Dickens, a first-term Democratic mayor, has faced criticism for being out of town and slow to communicate after the first leak began. Dickens left Friday and stayed overnight in Memphis, Tennessee, to raise funds for his 2025 reelection campaign. He said the extent of problems weren't clear when he left.

Spokesperson Michael Smith said Dickens met with Memphis Mayor Paul Young and other leaders, and that he was in “constant communication” with Atlanta officials before returning Saturday.

The U.S. Army Corps of Engineers said it was deploying people at Dickens’ request to conduct a thorough assessment of the city’s water system.

Col. Matthew McCulley, the deputy commander of the South Atlantic Division told WXIA-TV that engineers from the Corps’ Savannah, Georgia, and Mobile, Alabama, districts would assess what aid city officials need, with the aim of “looking at that whole infrastructure within Atlanta.”

Atlanta’s water outages are the latest failures as cities across the country shore up faltering infrastructure. A 2022 crisis in Jackson, Mississippi, which has a long-troubled water system, left many residents without safe running water for weeks. Other cities including Flint, Michigan, have also struggled to supply residents with safe drinking water.

Atlanta voters support improvements: Last month, they approved continuing a 1-cent sales tax to pay for water and sewer improvements. The city that dumped untreated sewage into creeks and the Chattahoochee River until ordered to stop by a federal court has spent billions to upgrade its aging sewer and water systems, even drilling a tunnel through 5 miles (8 kilometers) of rock to store more than 30 days of water.

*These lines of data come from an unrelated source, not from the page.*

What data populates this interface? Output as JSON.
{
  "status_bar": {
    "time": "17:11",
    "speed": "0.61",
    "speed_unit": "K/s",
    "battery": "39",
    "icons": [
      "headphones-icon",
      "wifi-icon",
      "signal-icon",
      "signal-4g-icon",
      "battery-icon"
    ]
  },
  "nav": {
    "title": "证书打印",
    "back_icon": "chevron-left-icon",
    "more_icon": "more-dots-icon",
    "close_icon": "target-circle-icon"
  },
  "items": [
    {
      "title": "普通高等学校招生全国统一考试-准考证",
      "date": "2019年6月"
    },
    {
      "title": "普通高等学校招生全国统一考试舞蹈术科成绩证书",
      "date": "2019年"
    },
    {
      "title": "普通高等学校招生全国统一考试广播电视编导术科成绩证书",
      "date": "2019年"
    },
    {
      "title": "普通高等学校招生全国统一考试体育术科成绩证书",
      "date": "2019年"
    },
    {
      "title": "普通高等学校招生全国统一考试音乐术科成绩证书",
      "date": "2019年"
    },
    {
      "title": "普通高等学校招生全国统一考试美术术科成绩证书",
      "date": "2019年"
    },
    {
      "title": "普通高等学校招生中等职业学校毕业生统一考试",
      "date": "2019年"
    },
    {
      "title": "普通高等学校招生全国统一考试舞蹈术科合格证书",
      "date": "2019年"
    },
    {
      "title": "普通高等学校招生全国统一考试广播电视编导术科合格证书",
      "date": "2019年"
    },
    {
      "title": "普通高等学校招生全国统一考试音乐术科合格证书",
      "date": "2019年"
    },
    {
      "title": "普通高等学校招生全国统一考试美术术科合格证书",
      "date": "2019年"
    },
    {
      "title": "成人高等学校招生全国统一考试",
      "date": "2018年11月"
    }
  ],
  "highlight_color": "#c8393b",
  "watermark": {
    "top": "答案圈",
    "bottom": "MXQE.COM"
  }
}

The latest troubles began Friday when a junction of three water mains sprang a massive leak west of downtown. Department of Watershed Management Commissioner Al Wiggins Jr. has said that leak was caused by corrosion and was tricky to repair because the three pipes created a confined space for work.

Wiggins said city workers still aren’t sure why the Midtown leak began hours later, but it too was difficult to fix because it happened at a junction of two large water pipes, and the valve to turn them off was inaccessible under the gushing liquid.